European law enforcement brought an end to the botnet Emotet this week after an international campaign took out the global infrastructure running the malware.
In a statement, Europol said law enforcement agencies from around the world coordinated an effort – codenamed Operation Ladybird – to take control of the hundreds of servers running Emotet.
“The infrastructure that was used by Emotet involved several hundreds of servers located across the world, all of these having different functionalities in order to manage the computers of the infected victims, to spread to new ones, to serve other criminal groups, and to ultimately make the network more resilient against takedown attempts,” Europol said.
“To severely disrupt the EMOTET infrastructure, law enforcement teamed up together to create an effective operational strategy.
“The infected machines of victims have been redirected towards this law enforcement-controlled infrastructure.”
Beginning as a banking trojan in 2014, Emotet spread through phishing emails containing malware-laden attachments.
The botnet leveraged infected accounts and machines to grow and was often used by cybercriminals to steal credentials, escalate access, or drop ransomware.
Germany’s Central Office for Combating Internet Crime (ZIT) said 17 servers were seized in the country during the operation.
“The smashing of the Emotet infrastructure represents a significant blow against internationally organized internet crime and at the same time a significant improvement in cybersecurity in Germany,” the ZIT said in a statement.
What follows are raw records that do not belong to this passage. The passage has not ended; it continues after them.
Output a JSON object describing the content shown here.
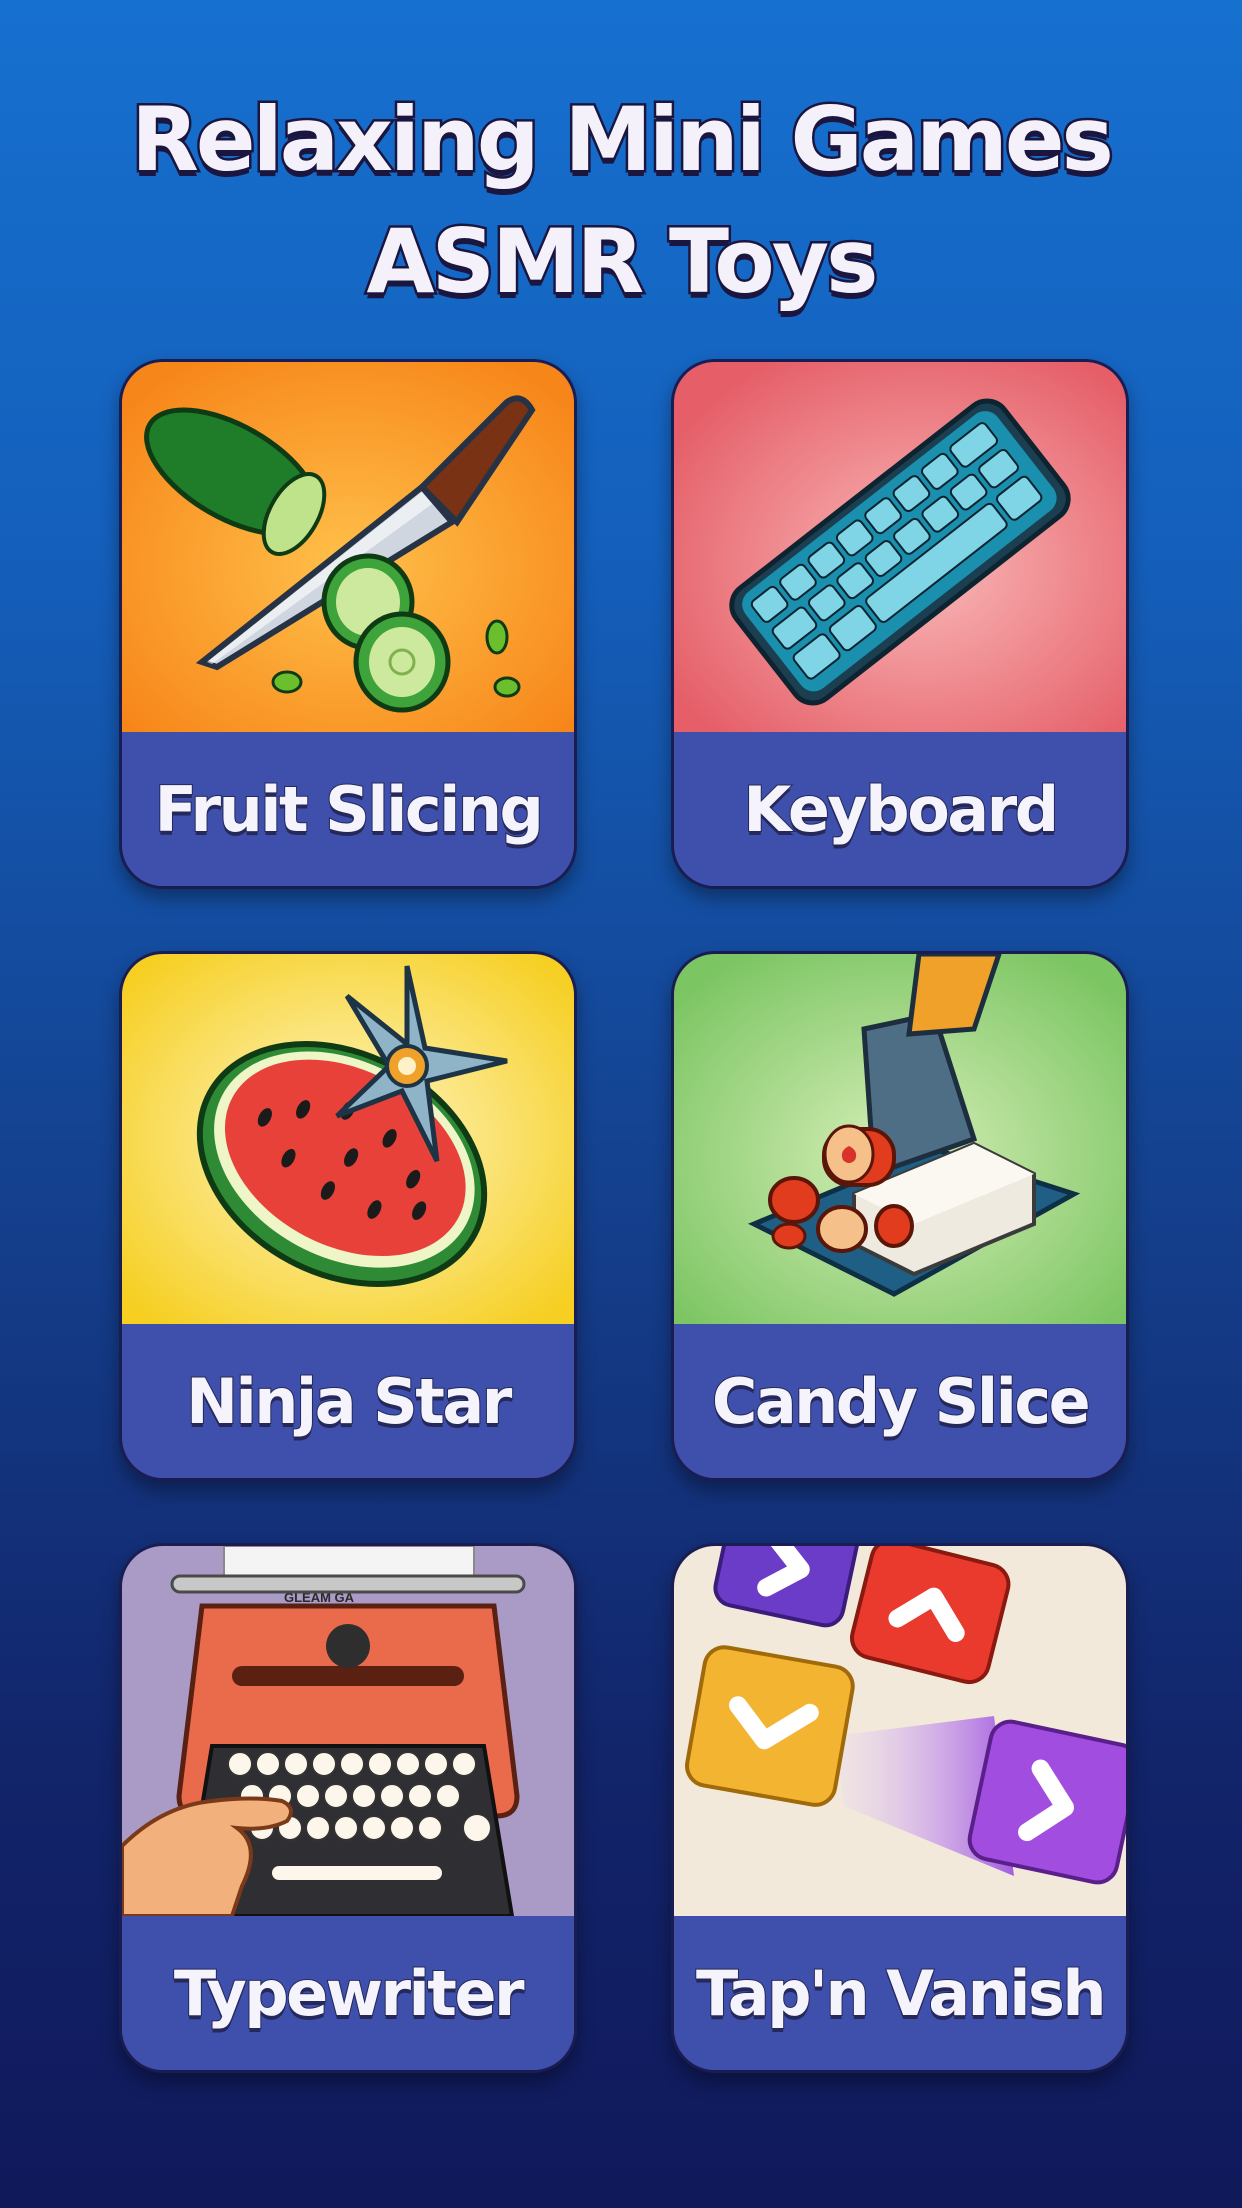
{
  "header": {
    "title_line1": "Relaxing Mini Games",
    "title_line2": "ASMR Toys"
  },
  "games": [
    {
      "label": "Fruit Slicing",
      "icon": "cucumber-knife-icon",
      "bg": "#f7921e"
    },
    {
      "label": "Keyboard",
      "icon": "keyboard-icon",
      "bg": "#e9656e"
    },
    {
      "label": "Ninja Star",
      "icon": "watermelon-shuriken-icon",
      "bg": "#f6d52a"
    },
    {
      "label": "Candy Slice",
      "icon": "knife-candy-icon",
      "bg": "#8ccc6e"
    },
    {
      "label": "Typewriter",
      "icon": "typewriter-icon",
      "bg": "#a89bc5",
      "brand_text": "GLEAM GA"
    },
    {
      "label": "Tap'n Vanish",
      "icon": "arrow-blocks-icon",
      "bg": "#f1e8d8"
    }
  ]
}
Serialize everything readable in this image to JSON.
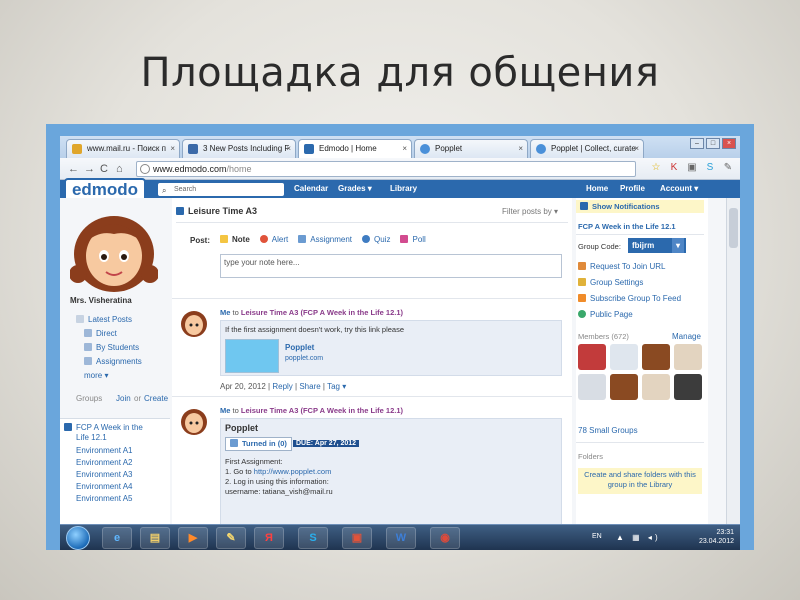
{
  "slide": {
    "title": "Площадка для общения"
  },
  "browser": {
    "tabs": [
      {
        "label": "www.mail.ru - Поиск п",
        "color": "#e0a62b"
      },
      {
        "label": "3 New Posts Including F",
        "color": "#3c6aa8"
      },
      {
        "label": "Edmodo | Home",
        "color": "#2b69ad"
      },
      {
        "label": "Popplet",
        "color": "#4a90d9"
      },
      {
        "label": "Popplet | Collect, curate",
        "color": "#4a90d9"
      }
    ],
    "url_host": "www.edmodo.com",
    "url_path": "/home"
  },
  "edmodo": {
    "logo": "edmodo",
    "search_placeholder": "Search",
    "nav": {
      "calendar": "Calendar",
      "grades": "Grades ▾",
      "library": "Library",
      "home": "Home",
      "profile": "Profile",
      "account": "Account ▾"
    },
    "left": {
      "user_name": "Mrs. Visheratina",
      "latest_posts": "Latest Posts",
      "direct": "Direct",
      "by_students": "By Students",
      "assignments": "Assignments",
      "more": "more",
      "groups_label": "Groups",
      "join": "Join",
      "or": "or",
      "create": "Create",
      "groups": [
        "FCP A Week in the Life 12.1",
        "Environment A1",
        "Environment A2",
        "Environment A3",
        "Environment A4",
        "Environment A5"
      ]
    },
    "center": {
      "group_title": "Leisure Time A3",
      "filter": "Filter posts by ▾",
      "post_label": "Post:",
      "post_types": [
        "Note",
        "Alert",
        "Assignment",
        "Quiz",
        "Poll"
      ],
      "note_placeholder": "type your note here...",
      "post1": {
        "me": "Me",
        "to": "to",
        "target": "Leisure Time A3 (FCP A Week in the Life 12.1)",
        "text": "If the first assignment doesn't work, try this link please",
        "link_title": "Popplet",
        "link_url": "popplet.com",
        "date": "Apr 20, 2012",
        "reply": "Reply",
        "share": "Share",
        "tag": "Tag ▾"
      },
      "post2": {
        "me": "Me",
        "to": "to",
        "target": "Leisure Time A3 (FCP A Week in the Life 12.1)",
        "title": "Popplet",
        "turned_in": "Turned in (0)",
        "due": "DUE: Apr 27, 2012",
        "line1": "First Assignment:",
        "line2_prefix": "1. Go to",
        "line2_link": "http://www.popplet.com",
        "line3": "2. Log in using this information:",
        "line4": "username: tatiana_vish@mail.ru"
      }
    },
    "right": {
      "show_notifications": "Show Notifications",
      "group_title": "FCP A Week in the Life 12.1",
      "group_code_label": "Group Code:",
      "group_code": "fbijrm",
      "request_join": "Request To Join URL",
      "group_settings": "Group Settings",
      "subscribe": "Subscribe Group To Feed",
      "public_page": "Public Page",
      "members_label": "Members",
      "members_count": "(672)",
      "manage": "Manage",
      "small_groups": "78 Small Groups",
      "folders_label": "Folders",
      "folders_text": "Create and share folders with this group in the Library"
    }
  },
  "taskbar": {
    "lang": "EN",
    "time": "23:31",
    "date": "23.04.2012",
    "apps": [
      "e",
      "▤",
      "▶",
      "✎",
      "Я",
      "S",
      "▣",
      "W",
      "◉"
    ]
  },
  "colors": {
    "frame": "#6aa6dc",
    "edmodo_blue": "#2b69ad",
    "due_bg": "#1f4f8f"
  }
}
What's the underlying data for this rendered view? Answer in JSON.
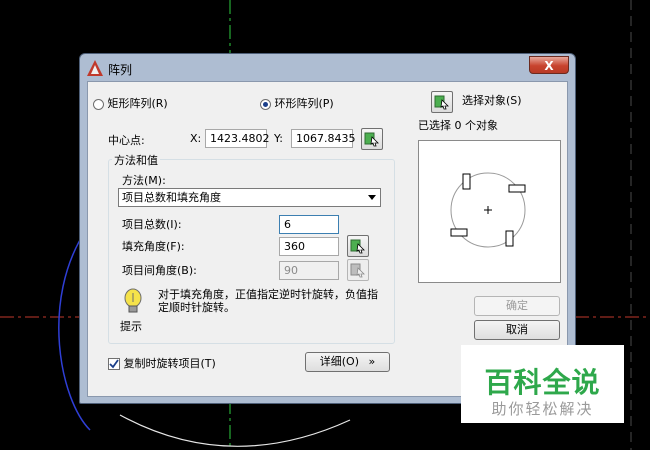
{
  "window": {
    "title": "阵列",
    "close_label": "X"
  },
  "array_type": {
    "rect_label": "矩形阵列",
    "rect_key": "(R)",
    "polar_label": "环形阵列",
    "polar_key": "(P)",
    "selected": "polar"
  },
  "select_objects": {
    "label": "选择对象",
    "key": "(S)",
    "status": "已选择 0 个对象"
  },
  "center_point": {
    "label": "中心点:",
    "x_label": "X:",
    "x_value": "1423.4802",
    "y_label": "Y:",
    "y_value": "1067.8435"
  },
  "method_group": {
    "title": "方法和值",
    "method_label": "方法(M):",
    "method_value": "项目总数和填充角度",
    "total_label": "项目总数(I):",
    "total_value": "6",
    "angle_label": "填充角度(F):",
    "angle_value": "360",
    "between_label": "项目间角度(B):",
    "between_value": "90"
  },
  "tip": {
    "label": "提示",
    "text": "对于填充角度，正值指定逆时针旋转，负值指定顺时针旋转。"
  },
  "options": {
    "rotate_label": "复制时旋转项目",
    "rotate_key": "(T)",
    "rotate_checked": true,
    "details_label": "详细",
    "details_key": "(O)",
    "details_chevron": "»"
  },
  "buttons": {
    "ok_label": "确定",
    "cancel_label": "取消"
  },
  "watermark": {
    "main": "百科全说",
    "sub": "助你轻松解决"
  }
}
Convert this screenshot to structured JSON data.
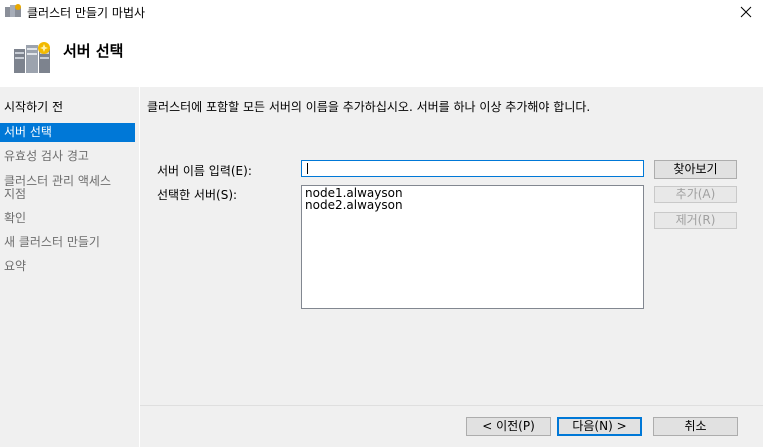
{
  "window": {
    "title": "클러스터 만들기 마법사",
    "icon": "cluster-wizard-icon"
  },
  "header": {
    "title": "서버 선택",
    "icon": "servers-icon"
  },
  "sidebar": {
    "items": [
      {
        "label": "시작하기 전",
        "state": "normal"
      },
      {
        "label": "서버 선택",
        "state": "selected"
      },
      {
        "label": "유효성 검사 경고",
        "state": "muted"
      },
      {
        "label": "클러스터 관리 액세스 지점",
        "state": "muted"
      },
      {
        "label": "확인",
        "state": "muted"
      },
      {
        "label": "새 클러스터 만들기",
        "state": "muted"
      },
      {
        "label": "요약",
        "state": "muted"
      }
    ]
  },
  "main": {
    "instruction": "클러스터에 포함할 모든 서버의 이름을 추가하십시오. 서버를 하나 이상 추가해야 합니다.",
    "server_name_label": "서버 이름 입력(E):",
    "server_name_value": "",
    "selected_servers_label": "선택한 서버(S):",
    "selected_servers": [
      "node1.alwayson",
      "node2.alwayson"
    ],
    "browse_label": "찾아보기",
    "add_label": "추가(A)",
    "remove_label": "제거(R)"
  },
  "footer": {
    "prev_label": "< 이전(P)",
    "next_label": "다음(N) >",
    "cancel_label": "취소"
  },
  "colors": {
    "accent": "#0078d7",
    "panel": "#f0f0f0",
    "muted_text": "#6d6d6d"
  }
}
Ukraine’s national police force released footage of their raid on an Emotet infrastructure site which shows dusty, run-down rooms filled with computer hardware and stacks of cash.
Ukrainian police said the bad actors will face up to 12 years in prison.
“Other members of an international hacker group who used the infrastructure of the Emotet bot network to conduct cyberattacks have also been identified,” they said in a statement.
“Measures are being taken to detain them.”
The dirty underbelly of Emotet malware. Source: Ukrainian National Police
Dutch police said they “used their hacking powers” to infiltrate the Emotet infrastructure knocking out two of the botnet’s main servers located in the Netherlands.
“More than 1 million computer systems infected by Emotet are known worldwide,” Dutch police said in a statement.
“In addition, 600,000 e-mail addresses with passwords were found in the investigation.”
Authorities in the Netherlands have released a tool you can use to check if your email address was compromised by Emotet.
Emotet was discovered on the Australian Parliament’s IT system in late 2019 as a wave of the malware activity wreaked havoc on Australian organisations and infrastructure.
Last year, Emotet briefly became a laughing stock when someone changed its malicious payload to harmless gifs of James Franco.